We would see them above the ridge beam
on the peak of the cabin,
complaining to the morning sun.
I never saw them go in,
although the panels of the roof
were all that divided
attic and the open sky:
the thing was never built to code,
or else the builder loved the high plains enough
to make it easy traffic
for field mice, wood rats, or wasps.
The birds left when the roofers came.
Two days of crowbars and compressors,
hammer blows on plywood sheets,
the old panels, dimpled by hail, peeled away.
The new ones put down.
You never like a stranger
as much as when he builds your house
or makes it warm or weather-tight,
mistaking commerce for care.
Or perhaps it is a kind of care —
there are other jobs.
What do you think? the foreman asked.
Looks good, I said.
I hope there weren’t too many mice.
They pulled fifty from the crawl space
when they put the heaters in.
No mice, he said. We found birds’ nests,
five or six. The guys just tossed them down.
Some of them had eggs.
He looked sideways. Shrugged.
The birds never would have come back anyway.

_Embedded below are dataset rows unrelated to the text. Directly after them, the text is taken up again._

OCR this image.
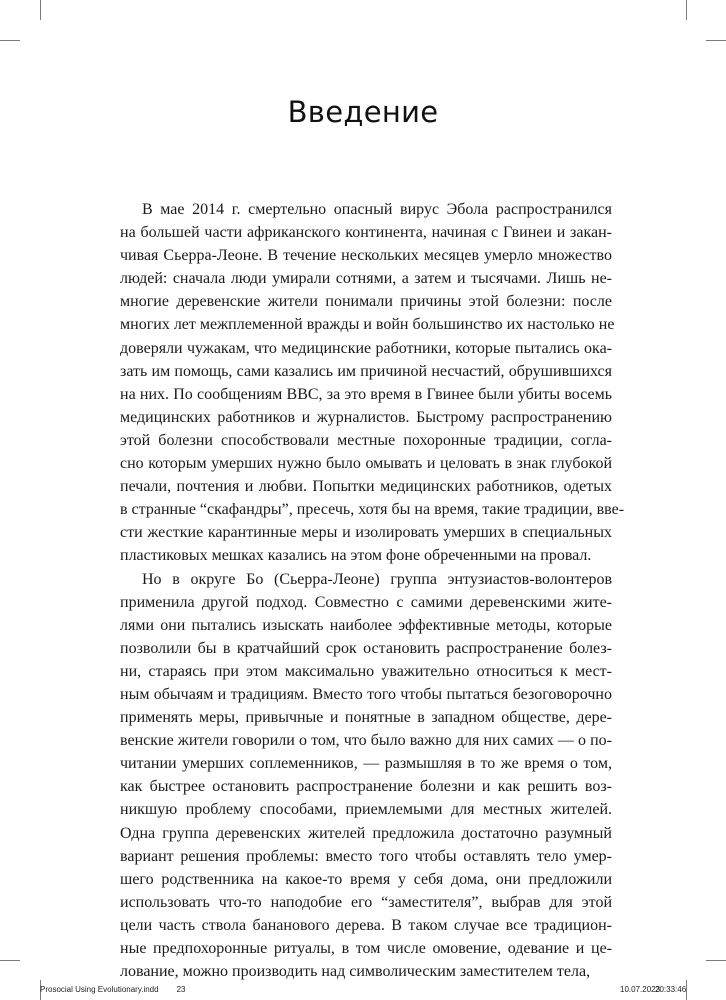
Введение
В мае 2014 г. смертельно опасный вирус Эбола распространился
на большей части африканского континента, начиная с Гвинеи и закан-
чивая Сьерра-Леоне. В течение нескольких месяцев умерло множество
людей: сначала люди умирали сотнями, а затем и тысячами. Лишь не-
многие деревенские жители понимали причины этой болезни: после
многих лет межплеменной вражды и войн большинство их настолько не
доверяли чужакам, что медицинские работники, которые пытались ока-
зать им помощь, сами казались им причиной несчастий, обрушившихся
на них. По сообщениям BBC, за это время в Гвинее были убиты восемь
медицинских работников и журналистов. Быстрому распространению
этой болезни способствовали местные похоронные традиции, согла-
сно которым умерших нужно было омывать и целовать в знак глубокой
печали, почтения и любви. Попытки медицинских работников, одетых
в странные “скафандры”, пресечь, хотя бы на время, такие традиции, вве-
сти жесткие карантинные меры и изолировать умерших в специальных
пластиковых мешках казались на этом фоне обреченными на провал.
Но в округе Бо (Сьерра-Леоне) группа энтузиастов-волонтеров
применила другой подход. Совместно с самими деревенскими жите-
лями они пытались изыскать наиболее эффективные методы, которые
позволили бы в кратчайший срок остановить распространение болез-
ни, стараясь при этом максимально уважительно относиться к мест-
ным обычаям и традициям. Вместо того чтобы пытаться безоговорочно
применять меры, привычные и понятные в западном обществе, дере-
венские жители говорили о том, что было важно для них самих — о по-
читании умерших соплеменников, — размышляя в то же время о том,
как быстрее остановить распространение болезни и как решить воз-
никшую проблему способами, приемлемыми для местных жителей.
Одна группа деревенских жителей предложила достаточно разумный
вариант решения проблемы: вместо того чтобы оставлять тело умер-
шего родственника на какое-то время у себя дома, они предложили
использовать что-то наподобие его “заместителя”, выбрав для этой
цели часть ствола бананового дерева. В таком случае все традицион-
ные предпохоронные ритуалы, в том числе омовение, одевание и це-
лование, можно производить над символическим заместителем тела,
Prosocial Using Evolutionary.indd 23	10.07.2023
20:33:46
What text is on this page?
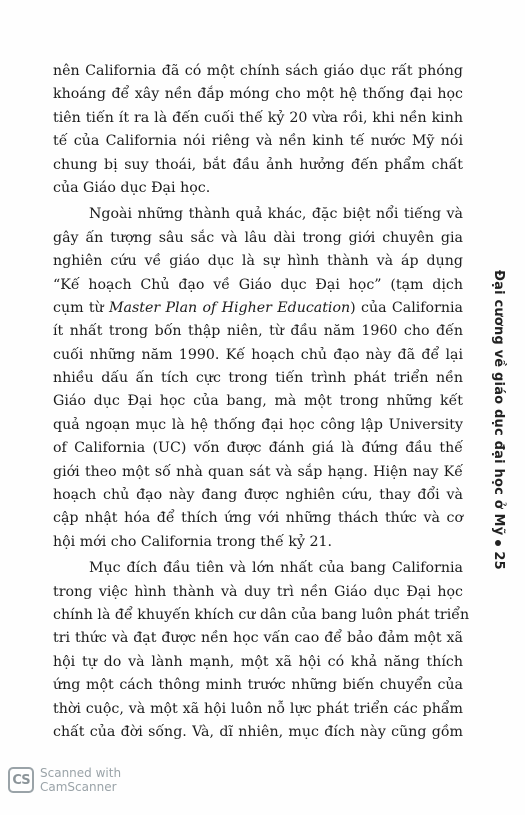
nên California đã có một chính sách giáo dục rất phóng
khoáng để xây nền đắp móng cho một hệ thống đại học
tiên tiến ít ra là đến cuối thế kỷ 20 vừa rồi, khi nền kinh
tế của California nói riêng và nền kinh tế nước Mỹ nói
chung bị suy thoái, bắt đầu ảnh hưởng đến phẩm chất
của Giáo dục Đại học.
Ngoài những thành quả khác, đặc biệt nổi tiếng và
gây ấn tượng sâu sắc và lâu dài trong giới chuyên gia
nghiên cứu về giáo dục là sự hình thành và áp dụng
“Kế hoạch Chủ đạo về Giáo dục Đại học” (tạm dịch
cụm từ Master Plan of Higher Education) của California
ít nhất trong bốn thập niên, từ đầu năm 1960 cho đến
cuối những năm 1990. Kế hoạch chủ đạo này đã để lại
nhiều dấu ấn tích cực trong tiến trình phát triển nền
Giáo dục Đại học của bang, mà một trong những kết
quả ngoạn mục là hệ thống đại học công lập University
of California (UC) vốn được đánh giá là đứng đầu thế
giới theo một số nhà quan sát và sắp hạng. Hiện nay Kế
hoạch chủ đạo này đang được nghiên cứu, thay đổi và
cập nhật hóa để thích ứng với những thách thức và cơ
hội mới cho California trong thế kỷ 21.
Mục đích đầu tiên và lớn nhất của bang California
trong việc hình thành và duy trì nền Giáo dục Đại học
chính là để khuyến khích cư dân của bang luôn phát triển
tri thức và đạt được nền học vấn cao để bảo đảm một xã
hội tự do và lành mạnh, một xã hội có khả năng thích
ứng một cách thông minh trước những biến chuyển của
thời cuộc, và một xã hội luôn nỗ lực phát triển các phẩm
chất của đời sống. Và, dĩ nhiên, mục đích này cũng gồm
Đại cương về giáo dục đại học ở Mỹ25
CS Scanned with
CamScanner
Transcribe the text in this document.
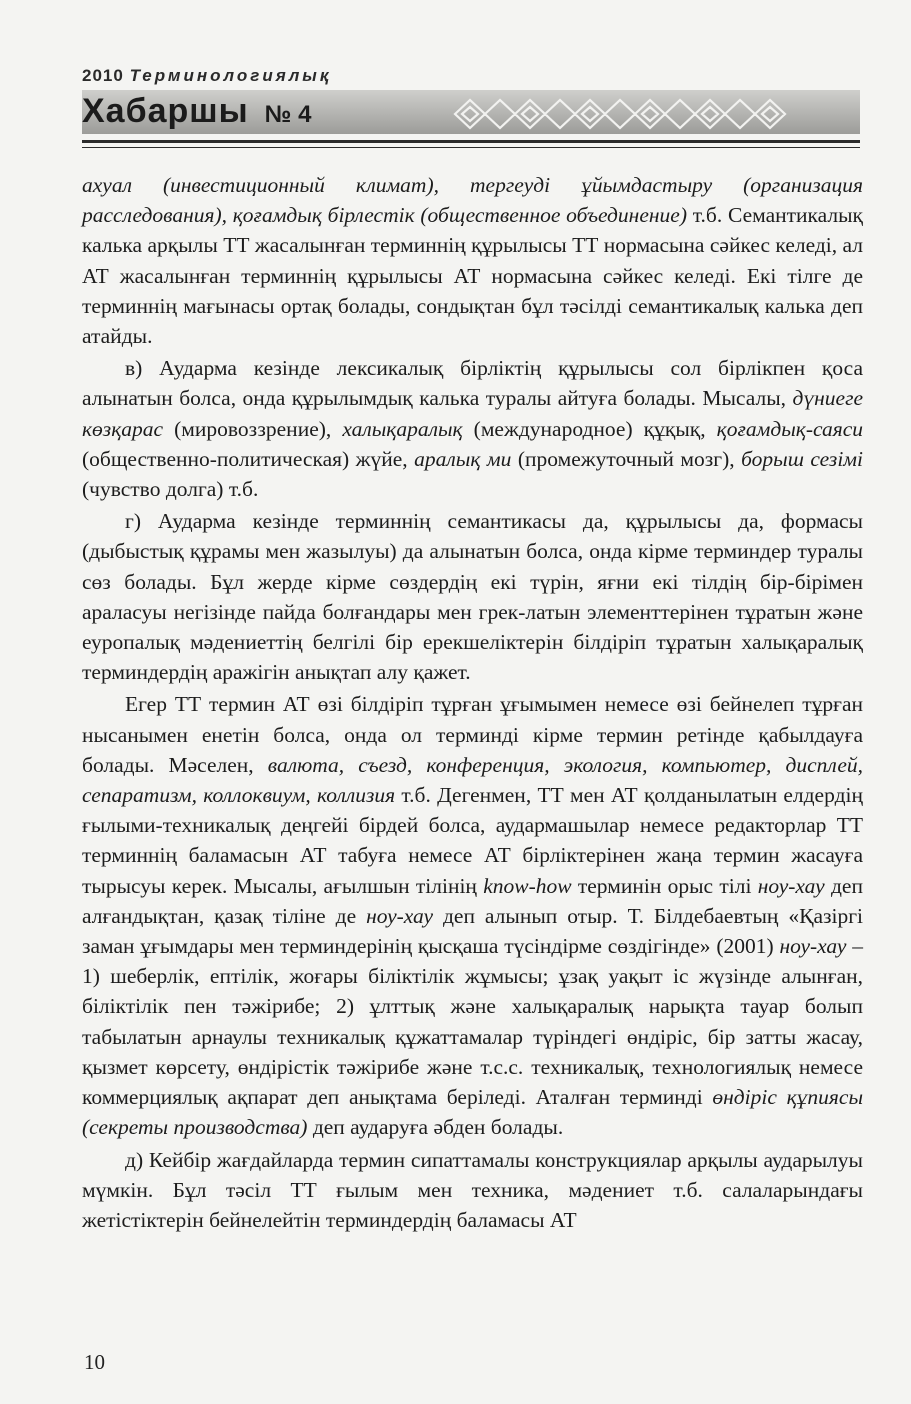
2010 Терминологиялық
Хабаршы № 4

ахуал (инвестиционный климат), тергеуді ұйымдастыру (организация расследования), қоғамдық бірлестік (общественное объединение) т.б. Семантикалық калька арқылы ТТ жасалынған терминнің құрылысы ТТ нормасына сәйкес келеді, ал АТ жасалынған терминнің құрылысы АТ нормасына сәйкес келеді. Екі тілге де терминнің мағынасы ортақ болады, сондықтан бұл тәсілді семантикалық калька деп атайды.

в) Аударма кезінде лексикалық бірліктің құрылысы сол бірлікпен қоса алынатын болса, онда құрылымдық калька туралы айтуға болады. Мысалы, дүниеге көзқарас (мировоззрение), халықаралық (международное) құқық, қоғамдық-саяси (общественно-политическая) жүйе, аралық ми (промежуточный мозг), борыш сезімі (чувство долга) т.б.

г) Аударма кезінде терминнің семантикасы да, құрылысы да, формасы (дыбыстық құрамы мен жазылуы) да алынатын болса, онда кірме терминдер туралы сөз болады. Бұл жерде кірме сөздердің екі түрін, яғни екі тілдің бір-бірімен араласуы негізінде пайда болғандары мен грек-латын элементтерінен тұратын және еуропалық мәдениеттің белгілі бір ерекшеліктерін білдіріп тұратын халықаралық терминдердің аражігін анықтап алу қажет.

Егер ТТ термин АТ өзі білдіріп тұрған ұғымымен немесе өзі бейнелеп тұрған нысанымен енетін болса, онда ол терминді кірме термин ретінде қабылдауға болады. Мәселен, валюта, съезд, конференция, экология, компьютер, дисплей, сепаратизм, коллоквиум, коллизия т.б. Дегенмен, ТТ мен АТ қолданылатын елдердің ғылыми-техникалық деңгейі бірдей болса, аудармашылар немесе редакторлар ТТ терминнің баламасын АТ табуға немесе АТ бірліктерінен жаңа термин жасауға тырысуы керек. Мысалы, ағылшын тілінің know-how терминін орыс тілі ноу-хау деп алғандықтан, қазақ тіліне де ноу-хау деп алынып отыр. Т. Білдебаевтың «Қазіргі заман ұғымдары мен терминдерінің қысқаша түсіндірме сөздігінде» (2001) ноу-хау – 1) шеберлік, ептілік, жоғары біліктілік жұмысы; ұзақ уақыт іс жүзінде алынған, біліктілік пен тәжірибе; 2) ұлттық және халықаралық нарықта тауар болып табылатын арнаулы техникалық құжаттамалар түріндегі өндіріс, бір затты жасау, қызмет көрсету, өндірістік тәжірибе және т.с.с. техникалық, технологиялық немесе коммерциялық ақпарат деп анықтама беріледі. Аталған терминді өндіріс құпиясы (секреты производства) деп аударуға әбден болады.

д) Кейбір жағдайларда термин сипаттамалы конструкциялар арқылы аударылуы мүмкін. Бұл тәсіл ТТ ғылым мен техника, мәдениет т.б. салаларындағы жетістіктерін бейнелейтін терминдердің баламасы АТ

10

When they’re disturbed, he said.
He was a local, a long-time foothills man.
We knew that magpies attacked songbirds’ nests,
that cowbirds were brood parasites —
that even the wrens turn out
the hatchlings of other wrens.
But when we walked up the hill
to admire the job
from the neighbor’s wall,
the house gleamed like new coin
in the prairie grass and scrub,
as though it had never loved the land at all.